Nonossifying fibroma is a benign fibrous lesion of bone that appears as a well-defined lucent cortical defect on x-ray. A very small nonossifying fibroma is called a fibrous cortical defect. These lesions are developmental defects in which parts of bone that normally ossify are instead filled with fibrous tissue. They commonly affect the metaphyses, and the most commonly affected sites are, in order, the distal femur, distal tibia, and proximal tibia. They can progressively enlarge and become multiloculated. Nonossifying fibromas are common among children. Most lesions eventually ossify and undergo remodeling, often resulting in dense, sclerotic areas. However, some lesions enlarge.
Small nonossifying fibromas are asymptomatic. However, lesions that involve nearly 50% of the bone diameter tend to cause pain and increase the risk of pathologic fracture.
Nonossifying fibromas are generally first noted incidentally on imaging studies (eg, after trauma).

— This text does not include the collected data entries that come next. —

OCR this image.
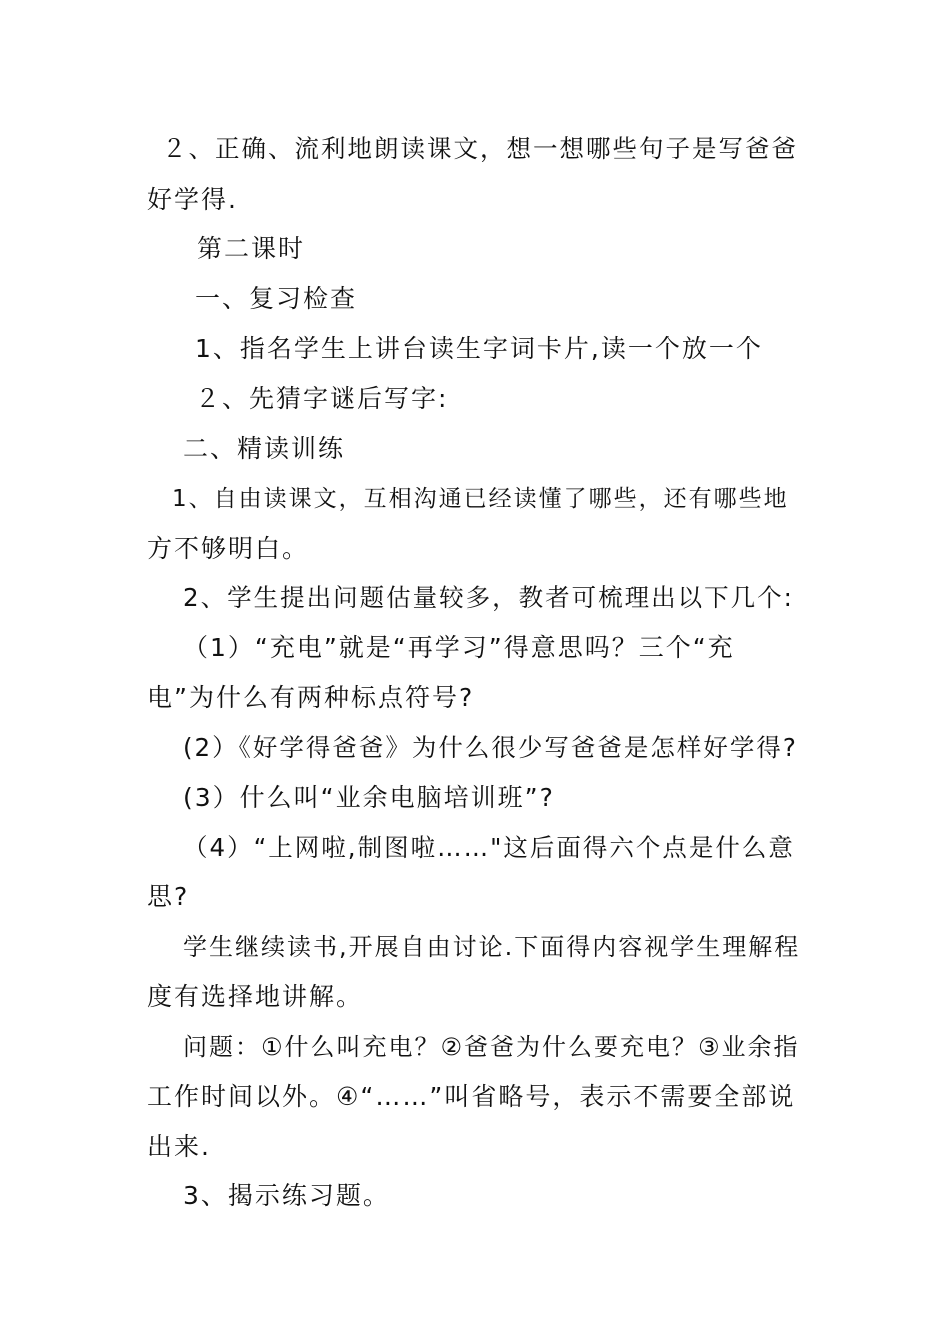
２、正确、流利地朗读课文，想一想哪些句子是写爸爸
好学得.
第二课时
一、复习检查
1、指名学生上讲台读生字词卡片,读一个放一个
２、先猜字谜后写字:
二、精读训练
1、自由读课文，互相沟通已经读懂了哪些，还有哪些地
方不够明白。
2、学生提出问题估量较多，教者可梳理出以下几个:
（1）“充电”就是“再学习”得意思吗？三个“充
电”为什么有两种标点符号?
(2）《好学得爸爸》为什么很少写爸爸是怎样好学得?
(3）什么叫“业余电脑培训班”?
（4）“上网啦,制图啦……"这后面得六个点是什么意
思?
学生继续读书,开展自由讨论.下面得内容视学生理解程
度有选择地讲解。
问题：①什么叫充电？②爸爸为什么要充电？③业余指
工作时间以外。④“……”叫省略号，表示不需要全部说
出来.
3、揭示练习题。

They typically are radiolucent, single, < 2 cm in diameter, and have an oblong lucent appearance with a well-defined sclerotic border in the cortex. They can also be mutiloculated.
Small nonossifying fibromas require no treatment and limited follow-up. Lesions that cause pain or are close to 50% of the bone diameter may warrant curettage and bone grafting to decrease risk of a pathologic fracture through the lesion.
Benign giant cell tumors of bone, which most commonly affect people in their 20s and 30s, occur in the epiphyses. These tumors are considered locally aggressive. They tend to continue to enlarge, destroy bone, and may eventually erode the rest of the bone and extend into the soft tissues. They may cause pain. These tumors are notorious for their tendency to recur. Rarely, a giant cell tumor of bone may metastasize to the lung, even though it remains histologically benign.
Benign giant cell tumors of bone appear as expansile lytic lesions on imaging. On imaging studies, there is a margin without a sclerotic rim where the tumor ends and normal trabecular bone begins. Because a giant cell tumor of bone may metastasize to the lung, a chest CT is done as part of initial staging.
Most benign giant cell tumors of bone are treated by curettage and packing with methyl methacrylate or by bone graft. To reduce recurrence rate, surgeons often prefer using an adjuvant such as thermal heat (provided by the hardening of methyl methacrylate) or treating the tumors chemically with phenol or freezing with liquid nitrogen. If a tumor is very large and destructive to the joint, complete excision with joint reconstruction may be necessary. The monoclonal antibody denosumab, a receptor activator of nuclear factor kappa-B ligand (RANKL) inhibitor, can be used in the treatment of benign giant cell tumor of bone for large, potentially nonoperable tumors (see photo Giant Cell Tumor [CT Scan]).